Nexus 3, Chapter 13

Elle fired a volley of shots, then stopped. “I’m assuming our rules of engagement are that we’re to minimize casualties.”

“Certainly ours,” I deadpanned.

“Well, we did kind of drop a kinetic weapon in the middle of apparently a populace. Even if, best-case scenario, they were all bunked underground for a long winter’s nap, at a minimum we nuked their summer homes. We’re definitely the aggressors, here.”

“Yeah,” I said. “That makes sense. Minimize casualties where and how you can. But I’m not risking our lives for theirs. So if you can’t shoot to corral, or even shoot to wound, you take the kill shot, no questions asked, no hesitation. You understand?”

“Crystal clear, sir. I just didn’t want to be playing footsy while you were playing a real contact sport.”

“Fair enough.” I finally had my first contact, coming up on Elle’s rear from the south. I couldn’t be sure if it was a flanking maneuver, or if the caves came up all around and they were just milling towards the disturbance from all directions- though given our numerical inferiority I wasn’t sure the difference would matter.

I leaned out too far, in part because I wanted to get as wide an understanding as possible while things were still relatively calm. The handful I’d seen were just the tip of an iceberg; they did seem to be milling, with five at the lead, but up to a hundred behind them, filling the street. “I got incoming in a big way,” I said. “Hundred total.” I fired, between the lower limbs of the creature, all of which were identical; there were five, in total, two they walked on at a time. I wondered if that meant that had five redundant heads that also functioned as limbs, or if they had five limbs with the brain in the center. The first few scattered towards the buildings for cover, buying me a moment.

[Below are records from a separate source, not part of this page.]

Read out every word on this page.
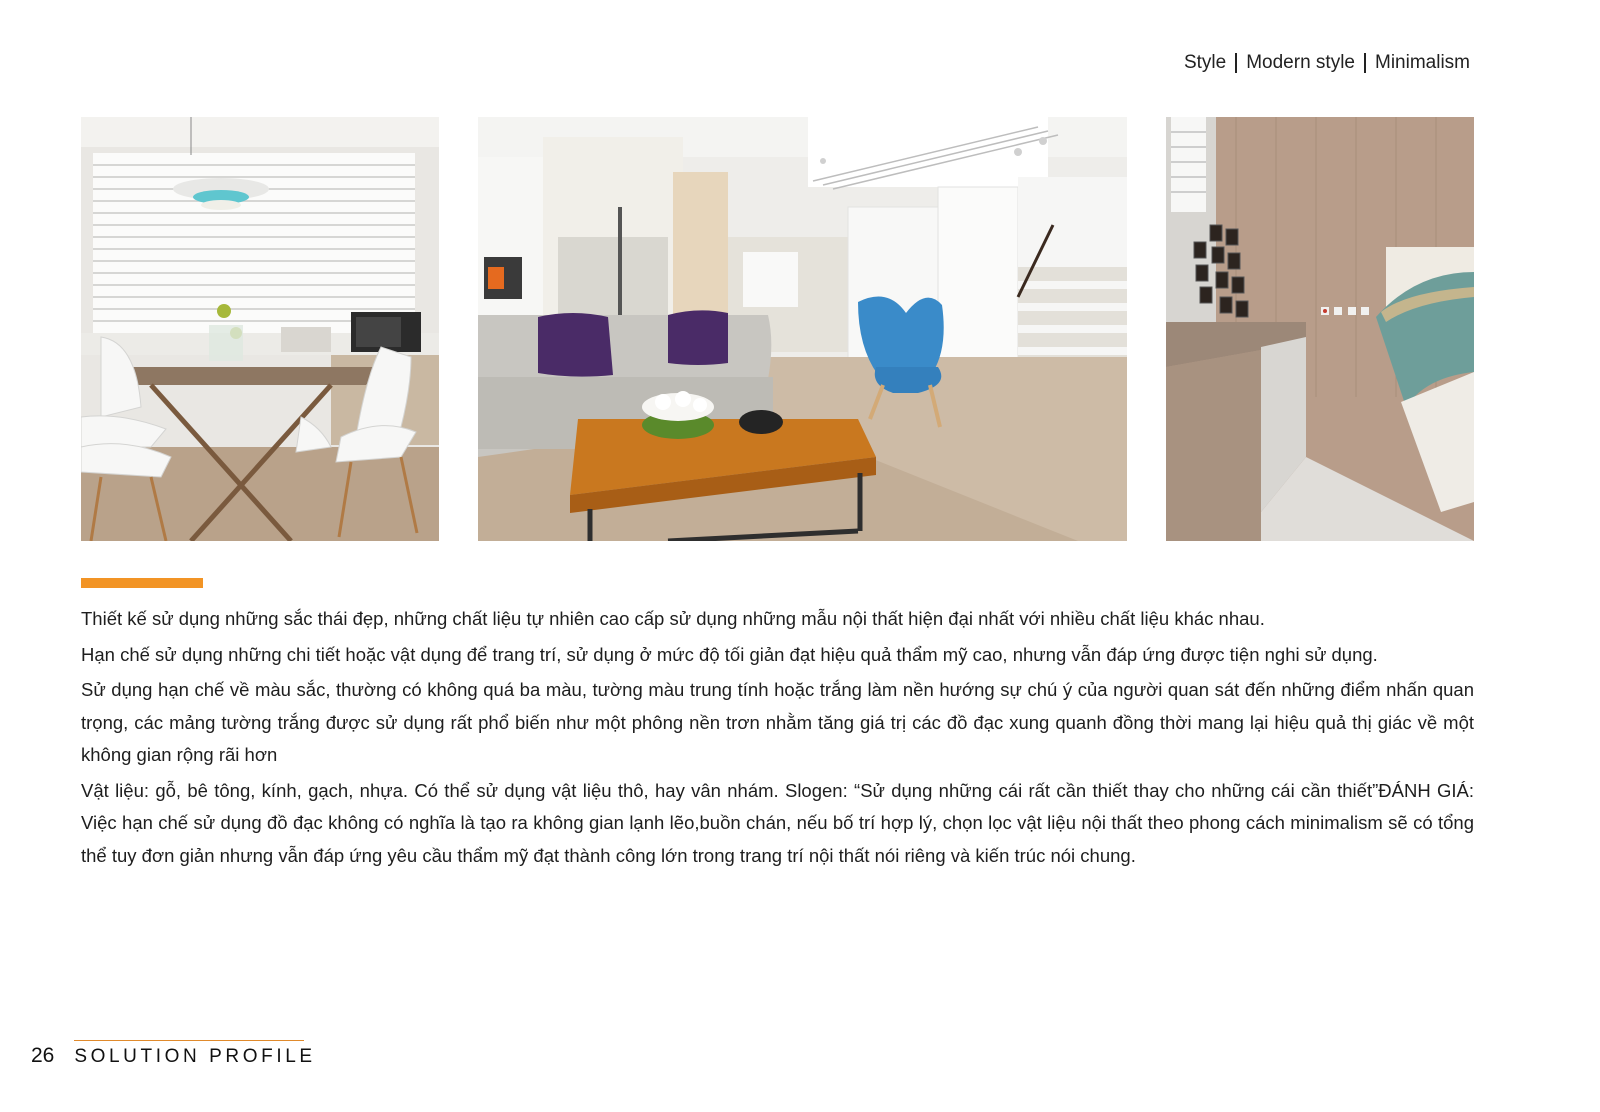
Style Modern style Minimalism

Thiết kế sử dụng những sắc thái đẹp, những chất liệu tự nhiên cao cấp sử dụng những mẫu nội thất hiện đại nhất với nhiều chất liệu khác nhau.

Hạn chế sử dụng những chi tiết hoặc vật dụng để trang trí, sử dụng ở mức độ tối giản đạt hiệu quả thẩm mỹ cao, nhưng vẫn đáp ứng được tiện nghi sử dụng.

Sử dụng hạn chế về màu sắc, thường có không quá ba màu, tường màu trung tính hoặc trắng làm nền hướng sự chú ý của người quan sát đến những điểm nhấn quan trọng, các mảng tường trắng được sử dụng rất phổ biến như một phông nền trơn nhằm tăng giá trị các đồ đạc xung quanh đồng thời mang lại hiệu quả thị giác về một không gian rộng rãi hơn

Vật liệu: gỗ, bê tông, kính, gạch, nhựa. Có thể sử dụng vật liệu thô, hay vân nhám. Slogen: “Sử dụng những cái rất cần thiết thay cho những cái cần thiết”ĐÁNH GIÁ: Việc hạn chế sử dụng đồ đạc không có nghĩa là tạo ra không gian lạnh lẽo,buồn chán, nếu bố trí hợp lý, chọn lọc vật liệu nội thất theo phong cách minimalism sẽ có tổng thể tuy đơn giản nhưng vẫn đáp ứng yêu cầu thẩm mỹ đạt thành công lớn trong trang trí nội thất nói riêng và kiến trúc nói chung.

26 SOLUTION PROFILE
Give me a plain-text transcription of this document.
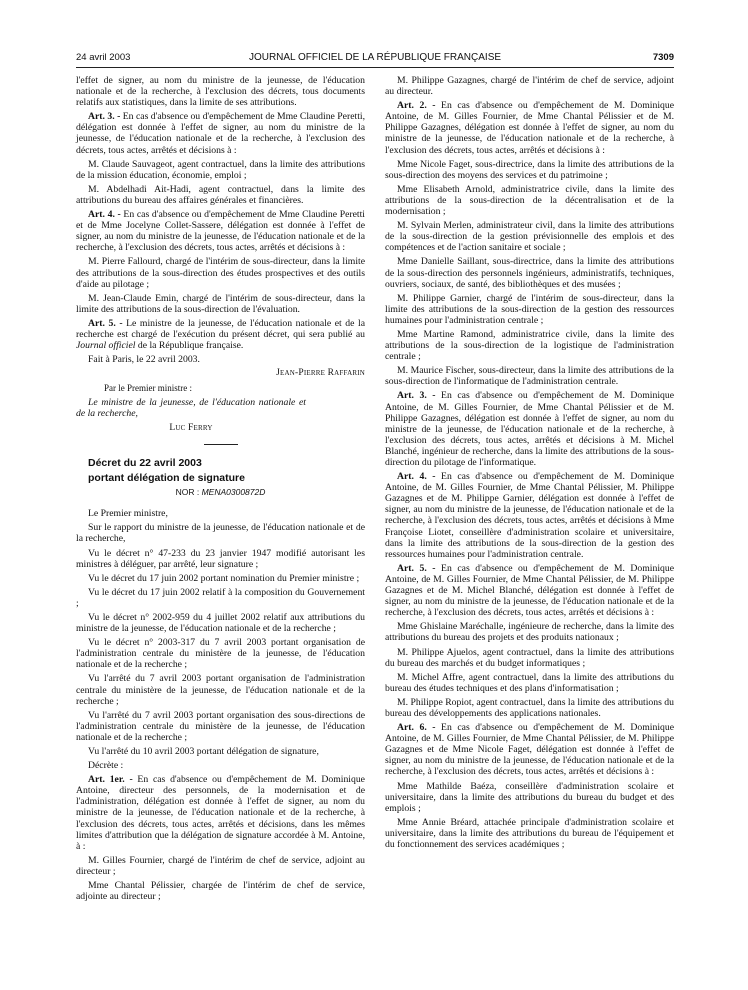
24 avril 2003	JOURNAL OFFICIEL DE LA RÉPUBLIQUE FRANÇAISE	7309

l'effet de signer, au nom du ministre de la jeunesse, de l'éducation nationale et de la recherche, à l'exclusion des décrets, tous documents relatifs aux statistiques, dans la limite de ses attributions.

Art. 3. - En cas d'absence ou d'empêchement de Mme Claudine Peretti, délégation est donnée à l'effet de signer, au nom du ministre de la jeunesse, de l'éducation nationale et de la recherche, à l'exclusion des décrets, tous actes, arrêtés et décisions à :

M. Claude Sauvageot, agent contractuel, dans la limite des attributions de la mission éducation, économie, emploi ;

M. Abdelhadi Ait-Hadi, agent contractuel, dans la limite des attributions du bureau des affaires générales et financières.

Art. 4. - En cas d'absence ou d'empêchement de Mme Claudine Peretti et de Mme Jocelyne Collet-Sassere, délégation est donnée à l'effet de signer, au nom du ministre de la jeunesse, de l'éducation nationale et de la recherche, à l'exclusion des décrets, tous actes, arrêtés et décisions à :

M. Pierre Fallourd, chargé de l'intérim de sous-directeur, dans la limite des attributions de la sous-direction des études prospectives et des outils d'aide au pilotage ;

M. Jean-Claude Emin, chargé de l'intérim de sous-directeur, dans la limite des attributions de la sous-direction de l'évaluation.

Art. 5. - Le ministre de la jeunesse, de l'éducation nationale et de la recherche est chargé de l'exécution du présent décret, qui sera publié au Journal officiel de la République française.

Fait à Paris, le 22 avril 2003.

Jean-Pierre Raffarin
Par le Premier ministre :

Le ministre de la jeunesse, de l'éducation nationale et de la recherche,

Luc Ferry

Décret du 22 avril 2003

portant délégation de signature

NOR : MENA0300872D

Le Premier ministre,

Sur le rapport du ministre de la jeunesse, de l'éducation nationale et de la recherche,

Vu le décret n° 47-233 du 23 janvier 1947 modifié autorisant les ministres à déléguer, par arrêté, leur signature ;

Vu le décret du 17 juin 2002 portant nomination du Premier ministre ;

Vu le décret du 17 juin 2002 relatif à la composition du Gouvernement ;

Vu le décret n° 2002-959 du 4 juillet 2002 relatif aux attributions du ministre de la jeunesse, de l'éducation nationale et de la recherche ;

Vu le décret n° 2003-317 du 7 avril 2003 portant organisation de l'administration centrale du ministère de la jeunesse, de l'éducation nationale et de la recherche ;

Vu l'arrêté du 7 avril 2003 portant organisation de l'administration centrale du ministère de la jeunesse, de l'éducation nationale et de la recherche ;

Vu l'arrêté du 7 avril 2003 portant organisation des sous-directions de l'administration centrale du ministère de la jeunesse, de l'éducation nationale et de la recherche ;

Vu l'arrêté du 10 avril 2003 portant délégation de signature,

Décrète :

Art. 1er. - En cas d'absence ou d'empêchement de M. Dominique Antoine, directeur des personnels, de la modernisation et de l'administration, délégation est donnée à l'effet de signer, au nom du ministre de la jeunesse, de l'éducation nationale et de la recherche, à l'exclusion des décrets, tous actes, arrêtés et décisions, dans les mêmes limites d'attribution que la délégation de signature accordée à M. Antoine, à :

M. Gilles Fournier, chargé de l'intérim de chef de service, adjoint au directeur ;

Mme Chantal Pélissier, chargée de l'intérim de chef de service, adjointe au directeur ;

M. Philippe Gazagnes, chargé de l'intérim de chef de service, adjoint au directeur.

Art. 2. - En cas d'absence ou d'empêchement de M. Dominique Antoine, de M. Gilles Fournier, de Mme Chantal Pélissier et de M. Philippe Gazagnes, délégation est donnée à l'effet de signer, au nom du ministre de la jeunesse, de l'éducation nationale et de la recherche, à l'exclusion des décrets, tous actes, arrêtés et décisions à :

Mme Nicole Faget, sous-directrice, dans la limite des attributions de la sous-direction des moyens des services et du patrimoine ;

Mme Elisabeth Arnold, administratrice civile, dans la limite des attributions de la sous-direction de la décentralisation et de la modernisation ;

M. Sylvain Merlen, administrateur civil, dans la limite des attributions de la sous-direction de la gestion prévisionnelle des emplois et des compétences et de l'action sanitaire et sociale ;

Mme Danielle Saillant, sous-directrice, dans la limite des attributions de la sous-direction des personnels ingénieurs, administratifs, techniques, ouvriers, sociaux, de santé, des bibliothèques et des musées ;

M. Philippe Garnier, chargé de l'intérim de sous-directeur, dans la limite des attributions de la sous-direction de la gestion des ressources humaines pour l'administration centrale ;

Mme Martine Ramond, administratrice civile, dans la limite des attributions de la sous-direction de la logistique de l'administration centrale ;

M. Maurice Fischer, sous-directeur, dans la limite des attributions de la sous-direction de l'informatique de l'administration centrale.

Art. 3. - En cas d'absence ou d'empêchement de M. Dominique Antoine, de M. Gilles Fournier, de Mme Chantal Pélissier et de M. Philippe Gazagnes, délégation est donnée à l'effet de signer, au nom du ministre de la jeunesse, de l'éducation nationale et de la recherche, à l'exclusion des décrets, tous actes, arrêtés et décisions à M. Michel Blanché, ingénieur de recherche, dans la limite des attributions de la sous-direction du pilotage de l'informatique.

Art. 4. - En cas d'absence ou d'empêchement de M. Dominique Antoine, de M. Gilles Fournier, de Mme Chantal Pélissier, M. Philippe Gazagnes et de M. Philippe Garnier, délégation est donnée à l'effet de signer, au nom du ministre de la jeunesse, de l'éducation nationale et de la recherche, à l'exclusion des décrets, tous actes, arrêtés et décisions à Mme Françoise Liotet, conseillère d'administration scolaire et universitaire, dans la limite des attributions de la sous-direction de la gestion des ressources humaines pour l'administration centrale.

Art. 5. - En cas d'absence ou d'empêchement de M. Dominique Antoine, de M. Gilles Fournier, de Mme Chantal Pélissier, de M. Philippe Gazagnes et de M. Michel Blanché, délégation est donnée à l'effet de signer, au nom du ministre de la jeunesse, de l'éducation nationale et de la recherche, à l'exclusion des décrets, tous actes, arrêtés et décisions à :

Mme Ghislaine Maréchalle, ingénieure de recherche, dans la limite des attributions du bureau des projets et des produits nationaux ;

M. Philippe Ajuelos, agent contractuel, dans la limite des attributions du bureau des marchés et du budget informatiques ;

M. Michel Affre, agent contractuel, dans la limite des attributions du bureau des études techniques et des plans d'informatisation ;

M. Philippe Ropiot, agent contractuel, dans la limite des attributions du bureau des développements des applications nationales.

Art. 6. - En cas d'absence ou d'empêchement de M. Dominique Antoine, de M. Gilles Fournier, de Mme Chantal Pélissier, de M. Philippe Gazagnes et de Mme Nicole Faget, délégation est donnée à l'effet de signer, au nom du ministre de la jeunesse, de l'éducation nationale et de la recherche, à l'exclusion des décrets, tous actes, arrêtés et décisions à :

Mme Mathilde Baéza, conseillère d'administration scolaire et universitaire, dans la limite des attributions du bureau du budget et des emplois ;

Mme Annie Bréard, attachée principale d'administration scolaire et universitaire, dans la limite des attributions du bureau de l'équipement et du fonctionnement des services académiques ;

“Morphology question, Bill,” I said, firing another volley, into the opposite row of buildings, to get the stragglers to seek cover, too.

“Little busy,” he grumbled, barely audible over the sounds of the torch in the background.

“Learn to multitask,” I said, firing another handful of shots, narrowly missing one of the starfish. “Morphology is basically engineering for organisms, so it’s closest to your wheelhouse. These creatures look like starfish.”

“Number of limbs doesn’t seem to be standard,” Elle cut in. “I’ve had a few with seven or eight limbs.”

“Right. What’s more likely, that these creatures have a centralized nervous system where the limbs meet in the center, or that they’re holding their brains in any one of the limbs- or maybe all of them.”

“Having multiple heads is pretty rare on Earth,” Bill started. “Basically it’s a defect in cellular division, called polycephaly. There are a handful of species that have more than one brain structure at different parts of the body, but that’s very much the exception, and not the rule. Starfish are probably the weirdest example, because they don’t have a brain in the classical sense. They’ve got neurons and a complex nervous system that seems to run along the length of the entire organism. That’s why they can regenerate from a severed limb; that’s even the preferred way for some species of starfish to procreate.”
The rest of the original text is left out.